Practical electric motorcycles, little more than a dream 20 years ago, are fast becoming a reality. The speed to attract enthusiasts is here now, though the range and short recharge times needed to appeal to commuters and tourers is still some time in the future. But maybe that future isn’t as far away as you think, judging by recent records set on electric motorcycles.
First, Terry Hershner completed the first coast-to-coast ride on an electric motorcycle by riding a Zero equipped with a Craig Vetter-designed fairing from Santa Monica, CA, to Jacksonville, FL, in five days and 15 hours. Now, Thad Wolff and the Moto-Electra crew have made the crossing in 84.5 hours, almost exactly three-and-a-half days, using an e-bike based on a Norton Featherbed chassis.
Wolff’s and Moto-Electra’s record run was backed by a chase van equipped with a generator to charge the bike’s battery.

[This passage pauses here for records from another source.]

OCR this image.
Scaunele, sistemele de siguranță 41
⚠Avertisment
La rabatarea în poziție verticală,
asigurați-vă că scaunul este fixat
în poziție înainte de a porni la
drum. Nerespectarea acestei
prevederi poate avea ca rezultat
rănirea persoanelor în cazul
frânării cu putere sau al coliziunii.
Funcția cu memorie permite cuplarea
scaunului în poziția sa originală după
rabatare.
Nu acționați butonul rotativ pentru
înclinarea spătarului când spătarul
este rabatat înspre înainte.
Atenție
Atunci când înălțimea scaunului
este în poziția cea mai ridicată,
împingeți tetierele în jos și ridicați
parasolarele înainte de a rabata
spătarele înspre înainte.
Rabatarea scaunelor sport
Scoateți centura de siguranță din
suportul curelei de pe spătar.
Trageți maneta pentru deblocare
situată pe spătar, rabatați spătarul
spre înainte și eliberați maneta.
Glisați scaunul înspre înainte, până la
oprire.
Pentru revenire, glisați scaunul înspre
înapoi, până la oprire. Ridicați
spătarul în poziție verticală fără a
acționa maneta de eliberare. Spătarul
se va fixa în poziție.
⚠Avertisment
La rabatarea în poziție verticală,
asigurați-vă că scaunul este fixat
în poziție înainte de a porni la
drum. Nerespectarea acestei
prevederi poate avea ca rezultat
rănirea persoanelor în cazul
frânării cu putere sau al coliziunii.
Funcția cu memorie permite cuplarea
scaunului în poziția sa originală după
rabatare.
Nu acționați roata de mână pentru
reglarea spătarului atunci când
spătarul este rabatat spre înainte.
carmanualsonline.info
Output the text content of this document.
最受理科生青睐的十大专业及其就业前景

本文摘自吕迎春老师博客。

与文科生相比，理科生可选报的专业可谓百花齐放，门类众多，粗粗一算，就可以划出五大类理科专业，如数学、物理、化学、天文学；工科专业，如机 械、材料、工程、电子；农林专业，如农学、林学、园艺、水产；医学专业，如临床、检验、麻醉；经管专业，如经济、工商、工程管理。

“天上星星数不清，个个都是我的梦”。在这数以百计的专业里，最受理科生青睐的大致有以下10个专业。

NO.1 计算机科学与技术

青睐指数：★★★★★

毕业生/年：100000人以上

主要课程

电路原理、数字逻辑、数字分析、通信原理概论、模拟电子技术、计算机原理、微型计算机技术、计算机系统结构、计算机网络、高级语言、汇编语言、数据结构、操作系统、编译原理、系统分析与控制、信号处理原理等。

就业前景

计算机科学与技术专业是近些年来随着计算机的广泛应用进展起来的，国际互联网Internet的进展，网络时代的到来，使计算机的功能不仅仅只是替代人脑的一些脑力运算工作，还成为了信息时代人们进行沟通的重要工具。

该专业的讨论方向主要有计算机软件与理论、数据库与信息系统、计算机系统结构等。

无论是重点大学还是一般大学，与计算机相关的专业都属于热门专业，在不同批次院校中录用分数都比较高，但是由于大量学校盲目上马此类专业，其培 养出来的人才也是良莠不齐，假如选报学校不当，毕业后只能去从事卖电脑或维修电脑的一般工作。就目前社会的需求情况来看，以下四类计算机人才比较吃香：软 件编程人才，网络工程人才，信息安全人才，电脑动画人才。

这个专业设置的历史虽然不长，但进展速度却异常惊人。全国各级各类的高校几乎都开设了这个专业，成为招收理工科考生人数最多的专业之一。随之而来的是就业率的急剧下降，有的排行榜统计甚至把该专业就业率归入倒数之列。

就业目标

Although capable of 150 miles between charges, the team made one-hour charging stops every 100-120 miles to prevent deep-discharging the battery pack.
The 2500-mile ride was done not to prove the adequacy of the existing electric-vehicle charging grid, said Moto-Electra team manager Brian Richardson, but to show off the capabilities of current electric-vehicle technology. “Obviously, electric vehicles will need to travel 300 miles to a charge at highway speeds,” he added, “before they will be truly viable for the general public as highway vehicles. It’s in the future, but coming.”